The score of the ballet was composed by Morton Gould and featured sets by Oliver Smith. De Mille worked closely with Gould to create Fall River Legend and the decision to end the ballet with a guilty verdict was one they came to together. In a later interview between composer and choreographer, they recall that they came to this decision at the famous Russian Tea Room. Gould claimed that he could not write "acquittal music" and thus suggested the alternate ending. He also quipped that "changing history is called poetic license."

To provide context for the narrative, the ballet opens with a “true bill,” delivering the guilty verdict. For de Mille, the legal terminology helped to establish the dramatic mood of the ballet. De Mille describes how this choice, “… would get over the exposition quickly and reveal that our heroine was in a very nasty predicament.” De Mille made the decision not to show any violence on stage throughout the ballet, as she believed that violence on stage was “nearly always silly.” Early in the ballet, a younger version of “The Accused” dances in a dream sequence with her mother, while the adult version of the character looks on. De Mille also added a love story to her ballet, between The Accused and the Pastor.
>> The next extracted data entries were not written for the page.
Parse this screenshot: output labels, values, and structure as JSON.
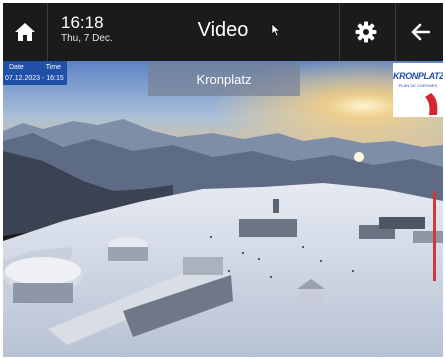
{
  "header": {
    "time": "16:18",
    "date": "Thu, 7 Dec.",
    "title": "Video",
    "home_icon": "home-icon",
    "settings_icon": "gear-icon",
    "back_icon": "arrow-left-icon"
  },
  "camera": {
    "name": "Kronplatz",
    "stamp_date_label": "Date",
    "stamp_time_label": "Time",
    "stamp_value": "07.12.2023 - 16:15",
    "brand_name": "KRONPLATZ",
    "brand_sub": "PLAN DE CORONES"
  },
  "colors": {
    "bar_background": "#1b1b1b",
    "stamp_blue": "#1f4fa6",
    "brand_red": "#d22630"
  }
}
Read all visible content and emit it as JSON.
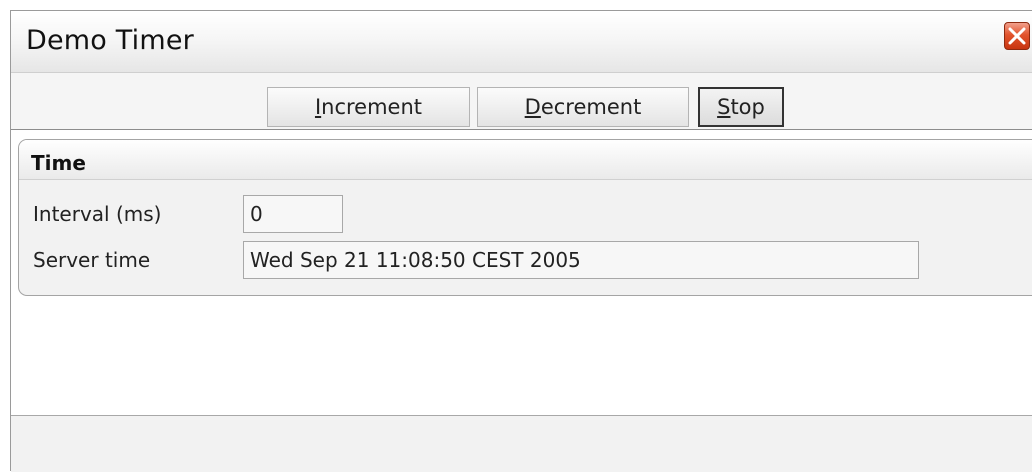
{
  "window": {
    "title": "Demo Timer"
  },
  "toolbar": {
    "increment": {
      "mnemonic": "I",
      "rest": "ncrement"
    },
    "decrement": {
      "mnemonic": "D",
      "rest": "ecrement"
    },
    "stop": {
      "mnemonic": "S",
      "rest": "top"
    }
  },
  "group": {
    "title": "Time",
    "interval_label": "Interval (ms)",
    "interval_value": "0",
    "server_time_label": "Server time",
    "server_time_value": "Wed Sep 21 11:08:50 CEST 2005"
  },
  "icons": {
    "close": "close-icon"
  },
  "colors": {
    "close_button": "#e2542d",
    "window_border": "#9a9a9a"
  }
}
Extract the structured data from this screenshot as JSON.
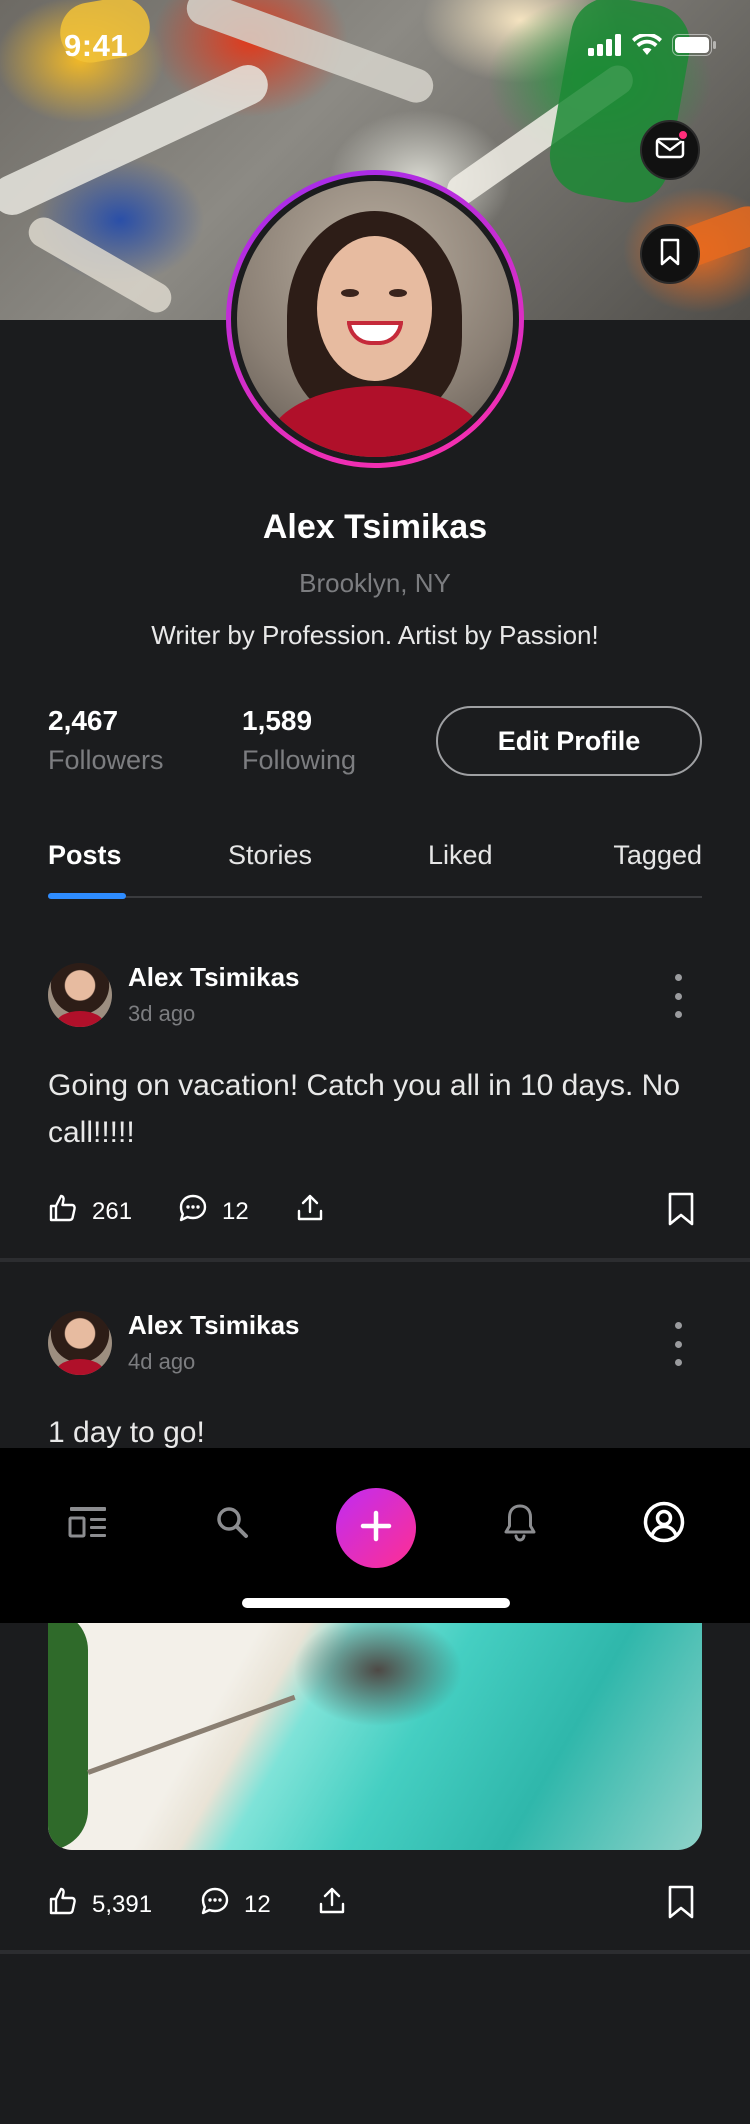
{
  "status_bar": {
    "time": "9:41"
  },
  "profile": {
    "name": "Alex Tsimikas",
    "location": "Brooklyn, NY",
    "bio": "Writer by Profession. Artist by Passion!",
    "followers_count": "2,467",
    "followers_label": "Followers",
    "following_count": "1,589",
    "following_label": "Following",
    "edit_label": "Edit Profile"
  },
  "tabs": [
    {
      "label": "Posts",
      "active": true
    },
    {
      "label": "Stories",
      "active": false
    },
    {
      "label": "Liked",
      "active": false
    },
    {
      "label": "Tagged",
      "active": false
    }
  ],
  "posts": [
    {
      "author": "Alex Tsimikas",
      "time": "3d ago",
      "text": "Going on vacation! Catch you all in 10 days. No call!!!!!",
      "likes": "261",
      "comments": "12"
    },
    {
      "author": "Alex Tsimikas",
      "time": "4d ago",
      "text": "1 day to go!",
      "likes": "5,391",
      "comments": "12"
    }
  ],
  "bottom_nav": {
    "items": [
      "feed-icon",
      "search-icon",
      "add-icon",
      "bell-icon",
      "profile-icon"
    ],
    "active": "profile-icon"
  },
  "colors": {
    "background": "#1b1c1e",
    "accent_blue": "#2e8cff",
    "avatar_ring_start": "#a02cf0",
    "avatar_ring_end": "#ff2fa8",
    "add_button": "#ff2f92",
    "muted_text": "#7c7d80"
  }
}
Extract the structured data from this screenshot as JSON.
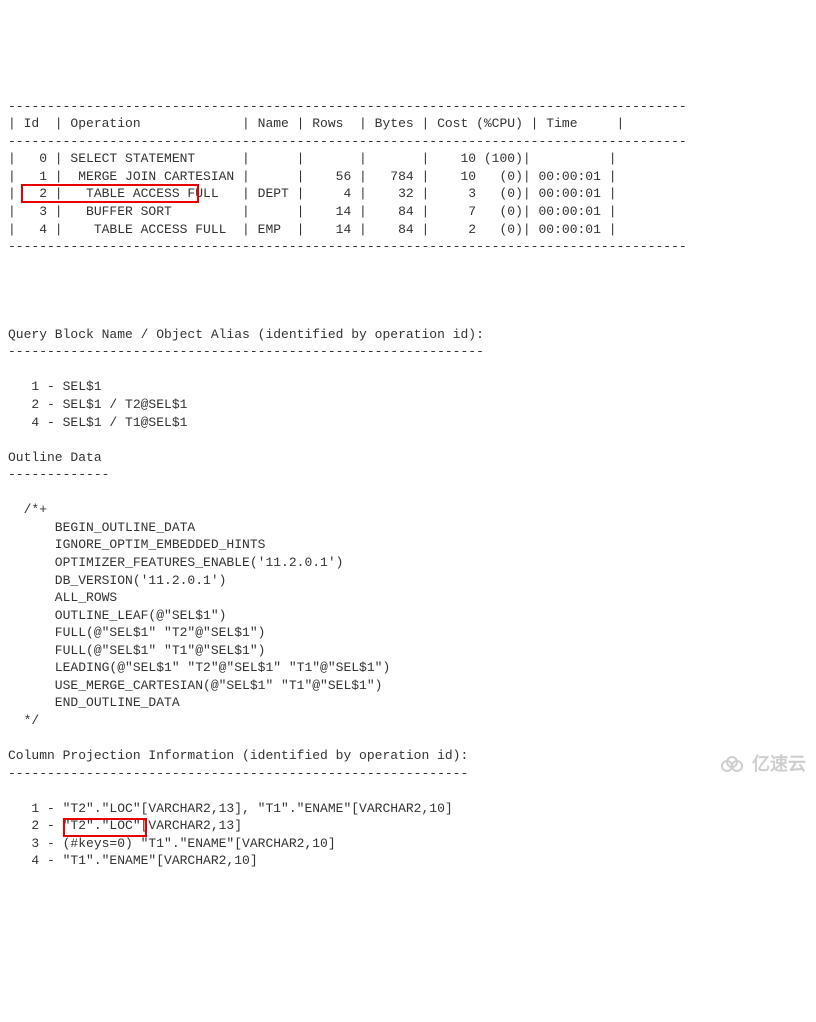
{
  "plan": {
    "header": {
      "cols": [
        "Id",
        "Operation",
        "Name",
        "Rows",
        "Bytes",
        "Cost (%CPU)",
        "Time"
      ]
    },
    "rows": [
      {
        "id": "0",
        "op": "SELECT STATEMENT",
        "name": "",
        "rows": "",
        "bytes": "",
        "cost": "10",
        "cpu": "(100)",
        "time": ""
      },
      {
        "id": "1",
        "op": " MERGE JOIN CARTESIAN",
        "name": "",
        "rows": "56",
        "bytes": "784",
        "cost": "10",
        "cpu": "(0)",
        "time": "00:00:01"
      },
      {
        "id": "2",
        "op": "  TABLE ACCESS FULL",
        "name": "DEPT",
        "rows": "4",
        "bytes": "32",
        "cost": "3",
        "cpu": "(0)",
        "time": "00:00:01"
      },
      {
        "id": "3",
        "op": "  BUFFER SORT",
        "name": "",
        "rows": "14",
        "bytes": "84",
        "cost": "7",
        "cpu": "(0)",
        "time": "00:00:01"
      },
      {
        "id": "4",
        "op": "   TABLE ACCESS FULL",
        "name": "EMP",
        "rows": "14",
        "bytes": "84",
        "cost": "2",
        "cpu": "(0)",
        "time": "00:00:01"
      }
    ]
  },
  "qb": {
    "title": "Query Block Name / Object Alias (identified by operation id):",
    "lines": [
      "1 - SEL$1",
      "2 - SEL$1 / T2@SEL$1",
      "4 - SEL$1 / T1@SEL$1"
    ]
  },
  "outline": {
    "title": "Outline Data",
    "open": "/*+",
    "hints": [
      "BEGIN_OUTLINE_DATA",
      "IGNORE_OPTIM_EMBEDDED_HINTS",
      "OPTIMIZER_FEATURES_ENABLE('11.2.0.1')",
      "DB_VERSION('11.2.0.1')",
      "ALL_ROWS",
      "OUTLINE_LEAF(@\"SEL$1\")",
      "FULL(@\"SEL$1\" \"T2\"@\"SEL$1\")",
      "FULL(@\"SEL$1\" \"T1\"@\"SEL$1\")",
      "LEADING(@\"SEL$1\" \"T2\"@\"SEL$1\" \"T1\"@\"SEL$1\")",
      "USE_MERGE_CARTESIAN(@\"SEL$1\" \"T1\"@\"SEL$1\")",
      "END_OUTLINE_DATA"
    ],
    "close": "*/"
  },
  "proj": {
    "title": "Column Projection Information (identified by operation id):",
    "lines": [
      "1 - \"T2\".\"LOC\"[VARCHAR2,13], \"T1\".\"ENAME\"[VARCHAR2,10]",
      "2 - \"T2\".\"LOC\"[VARCHAR2,13]",
      "3 - (#keys=0) \"T1\".\"ENAME\"[VARCHAR2,10]",
      "4 - \"T1\".\"ENAME\"[VARCHAR2,10]"
    ]
  },
  "watermark": "亿速云"
}
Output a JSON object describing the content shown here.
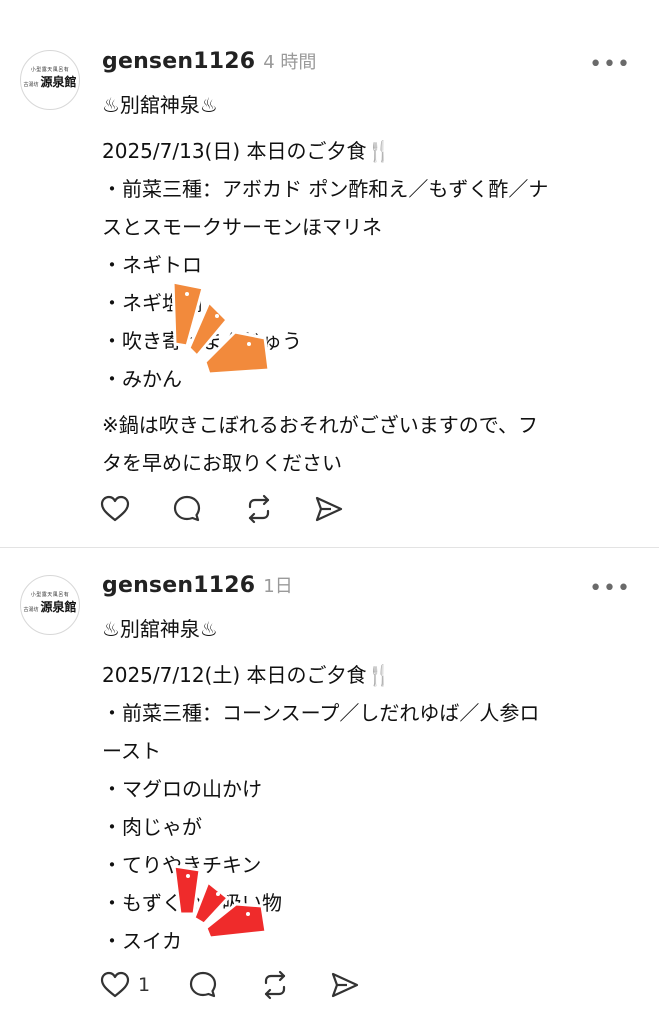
{
  "posts": [
    {
      "avatar_logo": {
        "small": "小型露天風呂有",
        "sub": "古湯坊",
        "name": "源泉館"
      },
      "username": "gensen1126",
      "time": "4 時間",
      "more": "•••",
      "lines": [
        "♨別舘神泉♨",
        "",
        "2025/7/13(日) 本日のご夕食🍴",
        "・前菜三種：アボカド ポン酢和え／もずく酢／ナ",
        "スとスモークサーモンほマリネ",
        "・ネギトロ",
        "・ネギ塩鍋",
        "・吹き寄せまんじゅう",
        "・みかん",
        "",
        "※鍋は吹きこぼれるおそれがございますので、フ",
        "タを早めにお取りください"
      ],
      "sticker_color": "#f28a3c",
      "likes": ""
    },
    {
      "avatar_logo": {
        "small": "小型露天風呂有",
        "sub": "古湯坊",
        "name": "源泉館"
      },
      "username": "gensen1126",
      "time": "1日",
      "more": "•••",
      "lines": [
        "♨別舘神泉♨",
        "",
        "2025/7/12(土) 本日のご夕食🍴",
        "・前菜三種：コーンスープ／しだれゆば／人参ロ",
        "ースト",
        "・マグロの山かけ",
        "・肉じゃが",
        "・てりやきチキン",
        "・もずくのお吸い物",
        "・スイカ"
      ],
      "sticker_color": "#ef2b2b",
      "likes": "1"
    }
  ],
  "icons": [
    "heart-icon",
    "comment-icon",
    "repost-icon",
    "share-icon",
    "more-icon"
  ]
}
In one affectionate pas de deux, the Pastor and the Accused dance together, with the music echoing that of a previous dance between the Mother and Father characters.

==Productions==
The original cast of Fall River Legend included:

| Diana Adams | "Mother" |
| Alicia Alonso | "The Accused" |
| Muriel Bentley | "Stepmother" |
| Peter Gladke | "Father" |
| Ruth Ann Koesun | "The Accused as a Child" |
| John Kriza | "Pastor" |

A March 24, 1957 episode of Omnibus presented a production of the ballet with Nora Kaye as "The Accused".

More recent performances of Fall River Legend include a production by the Dance Theatre of Harlem in 1989. This production, commercially available for viewing, features current Dance Theatre of Harlem artistic director Virginia Johnson in the role of “The Accused.” American Ballet Theatre performed the ballet in 1999 and again in 2007, most recently featuring ballerinas Julie Kent and Gillian Murphy as "The Accused".